With this determination, we need not consider the parties' numerous other arguments. Nor do we need to act on Kobach's allegation that a ruling for Taylor would require the Kansas Democratic Party State Committee to name his replacement nominee per K.S.A. 25-3905. The Kansas Democratic Party is not a party to this original action, and this court does not issue advisory opinions. Gannon v. State, 298 Kan. at 1119, 319 P.3d 1196.

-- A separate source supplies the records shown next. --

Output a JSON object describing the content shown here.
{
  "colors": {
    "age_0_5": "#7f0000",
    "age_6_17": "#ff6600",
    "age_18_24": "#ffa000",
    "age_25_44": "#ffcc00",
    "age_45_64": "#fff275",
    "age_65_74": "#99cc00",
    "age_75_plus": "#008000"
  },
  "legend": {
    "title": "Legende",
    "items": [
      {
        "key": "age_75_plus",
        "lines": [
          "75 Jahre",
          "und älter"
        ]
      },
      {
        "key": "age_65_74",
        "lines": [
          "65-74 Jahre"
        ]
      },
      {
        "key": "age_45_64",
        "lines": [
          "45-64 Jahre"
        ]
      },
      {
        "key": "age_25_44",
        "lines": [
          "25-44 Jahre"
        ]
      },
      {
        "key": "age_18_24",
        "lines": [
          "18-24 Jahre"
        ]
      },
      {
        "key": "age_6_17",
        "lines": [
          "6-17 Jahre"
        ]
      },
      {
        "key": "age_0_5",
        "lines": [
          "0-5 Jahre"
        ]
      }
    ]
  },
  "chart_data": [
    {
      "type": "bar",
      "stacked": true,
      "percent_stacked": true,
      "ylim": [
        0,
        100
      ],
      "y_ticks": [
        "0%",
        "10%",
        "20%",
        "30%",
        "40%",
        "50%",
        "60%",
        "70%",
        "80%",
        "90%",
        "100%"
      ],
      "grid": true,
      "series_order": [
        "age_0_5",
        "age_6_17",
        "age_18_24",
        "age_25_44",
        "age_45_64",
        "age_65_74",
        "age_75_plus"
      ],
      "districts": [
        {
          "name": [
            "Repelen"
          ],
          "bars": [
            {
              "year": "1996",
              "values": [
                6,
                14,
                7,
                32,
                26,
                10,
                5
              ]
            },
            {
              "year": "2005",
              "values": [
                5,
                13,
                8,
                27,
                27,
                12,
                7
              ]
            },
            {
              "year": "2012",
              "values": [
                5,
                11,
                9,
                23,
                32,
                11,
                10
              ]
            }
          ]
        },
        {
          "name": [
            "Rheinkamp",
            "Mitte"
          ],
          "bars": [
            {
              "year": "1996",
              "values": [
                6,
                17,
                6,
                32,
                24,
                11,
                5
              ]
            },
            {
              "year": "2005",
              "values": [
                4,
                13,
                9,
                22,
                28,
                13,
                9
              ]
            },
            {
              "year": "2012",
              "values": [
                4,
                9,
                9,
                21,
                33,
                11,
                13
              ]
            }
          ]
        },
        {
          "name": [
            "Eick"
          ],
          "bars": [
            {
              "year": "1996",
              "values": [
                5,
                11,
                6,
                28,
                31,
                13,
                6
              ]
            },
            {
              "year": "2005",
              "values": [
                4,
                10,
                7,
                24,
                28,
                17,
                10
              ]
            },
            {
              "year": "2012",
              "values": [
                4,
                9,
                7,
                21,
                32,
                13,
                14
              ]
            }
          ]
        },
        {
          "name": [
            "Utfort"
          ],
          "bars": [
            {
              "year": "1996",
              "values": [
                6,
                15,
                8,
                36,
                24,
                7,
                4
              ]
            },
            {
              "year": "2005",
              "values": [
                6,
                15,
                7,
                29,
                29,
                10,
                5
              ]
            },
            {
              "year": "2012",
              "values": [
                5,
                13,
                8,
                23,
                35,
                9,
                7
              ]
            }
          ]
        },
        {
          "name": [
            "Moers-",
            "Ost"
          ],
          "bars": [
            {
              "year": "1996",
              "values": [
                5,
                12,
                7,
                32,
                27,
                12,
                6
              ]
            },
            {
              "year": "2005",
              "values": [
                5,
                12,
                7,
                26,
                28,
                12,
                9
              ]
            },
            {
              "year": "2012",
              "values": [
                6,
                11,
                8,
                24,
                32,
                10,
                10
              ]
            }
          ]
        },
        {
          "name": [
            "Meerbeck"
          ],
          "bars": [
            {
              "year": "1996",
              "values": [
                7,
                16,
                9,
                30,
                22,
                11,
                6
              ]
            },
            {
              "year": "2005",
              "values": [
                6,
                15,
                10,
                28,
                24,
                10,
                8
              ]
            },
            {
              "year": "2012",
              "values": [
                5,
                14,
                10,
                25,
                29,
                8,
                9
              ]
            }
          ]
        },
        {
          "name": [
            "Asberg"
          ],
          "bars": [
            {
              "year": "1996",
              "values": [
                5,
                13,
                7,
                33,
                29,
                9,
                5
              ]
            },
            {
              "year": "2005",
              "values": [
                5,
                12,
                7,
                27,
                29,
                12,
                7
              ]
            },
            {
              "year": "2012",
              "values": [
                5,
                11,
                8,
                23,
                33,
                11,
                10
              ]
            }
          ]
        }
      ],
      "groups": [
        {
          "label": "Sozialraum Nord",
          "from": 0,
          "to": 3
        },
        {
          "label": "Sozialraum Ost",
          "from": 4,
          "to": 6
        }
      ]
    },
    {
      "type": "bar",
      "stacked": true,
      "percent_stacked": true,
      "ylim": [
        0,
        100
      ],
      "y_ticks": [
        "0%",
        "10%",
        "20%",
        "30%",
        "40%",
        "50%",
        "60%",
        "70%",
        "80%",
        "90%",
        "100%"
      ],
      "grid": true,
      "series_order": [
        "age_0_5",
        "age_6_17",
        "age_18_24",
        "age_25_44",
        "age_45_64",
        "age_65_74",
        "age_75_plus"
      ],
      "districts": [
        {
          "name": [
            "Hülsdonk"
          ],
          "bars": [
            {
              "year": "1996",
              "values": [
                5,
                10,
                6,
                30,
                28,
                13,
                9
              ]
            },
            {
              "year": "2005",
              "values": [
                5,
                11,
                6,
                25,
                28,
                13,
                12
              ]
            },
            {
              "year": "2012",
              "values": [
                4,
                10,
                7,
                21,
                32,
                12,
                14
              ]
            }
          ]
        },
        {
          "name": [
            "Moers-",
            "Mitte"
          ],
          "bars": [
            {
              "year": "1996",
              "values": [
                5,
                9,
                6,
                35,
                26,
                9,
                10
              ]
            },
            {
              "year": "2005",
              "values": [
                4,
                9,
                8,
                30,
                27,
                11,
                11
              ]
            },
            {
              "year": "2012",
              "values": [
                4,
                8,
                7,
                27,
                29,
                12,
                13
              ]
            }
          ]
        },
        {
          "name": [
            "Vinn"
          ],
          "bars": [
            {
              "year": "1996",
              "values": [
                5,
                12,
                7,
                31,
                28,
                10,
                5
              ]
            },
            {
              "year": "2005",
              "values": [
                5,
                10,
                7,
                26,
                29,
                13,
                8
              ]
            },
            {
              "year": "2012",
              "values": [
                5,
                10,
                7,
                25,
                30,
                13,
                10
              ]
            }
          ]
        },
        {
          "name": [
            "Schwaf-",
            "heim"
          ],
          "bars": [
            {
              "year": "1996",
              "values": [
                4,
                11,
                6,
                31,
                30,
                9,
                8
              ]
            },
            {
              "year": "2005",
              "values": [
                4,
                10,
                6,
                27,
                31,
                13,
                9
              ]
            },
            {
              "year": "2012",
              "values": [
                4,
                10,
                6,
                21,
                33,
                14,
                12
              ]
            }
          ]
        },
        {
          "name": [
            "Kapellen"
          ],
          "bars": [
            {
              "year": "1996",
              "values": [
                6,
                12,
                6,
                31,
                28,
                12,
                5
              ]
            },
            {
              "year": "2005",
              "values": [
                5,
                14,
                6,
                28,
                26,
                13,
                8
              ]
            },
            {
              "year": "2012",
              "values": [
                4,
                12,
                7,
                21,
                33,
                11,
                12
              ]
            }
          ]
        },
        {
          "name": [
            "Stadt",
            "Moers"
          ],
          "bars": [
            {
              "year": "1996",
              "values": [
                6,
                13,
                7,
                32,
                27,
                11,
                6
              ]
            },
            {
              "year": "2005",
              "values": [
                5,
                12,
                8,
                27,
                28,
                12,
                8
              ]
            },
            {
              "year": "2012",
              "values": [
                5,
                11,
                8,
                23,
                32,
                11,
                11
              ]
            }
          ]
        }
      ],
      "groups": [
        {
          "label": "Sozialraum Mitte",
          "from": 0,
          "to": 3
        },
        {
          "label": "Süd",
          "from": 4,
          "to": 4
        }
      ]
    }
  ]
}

Before closing, however, we do address the issue of Kobach's late filing of the supplemental affidavit that attached additional letters of withdrawal from other candidates. Our order of September 11 was clear: additional briefing was due at noon, and the court would not extend the deadline. While we have not considered the affidavits and attachments in reaching our decision, we regard their filing as Kobach's attempt to meet any ethical obligation under the Kansas Rules of Professional Conduct.
Taylor's petition for writ of mandamus is granted, and Kobach is ordered to comply with his clearly defined duty imposed by K.S.A. 25-306b(b). He shall not include Taylor's name on any ballots for the office of United States Senate for the general election on November 4, 2014.
MICHAEL J. MALONE, Senior Judge, assigned.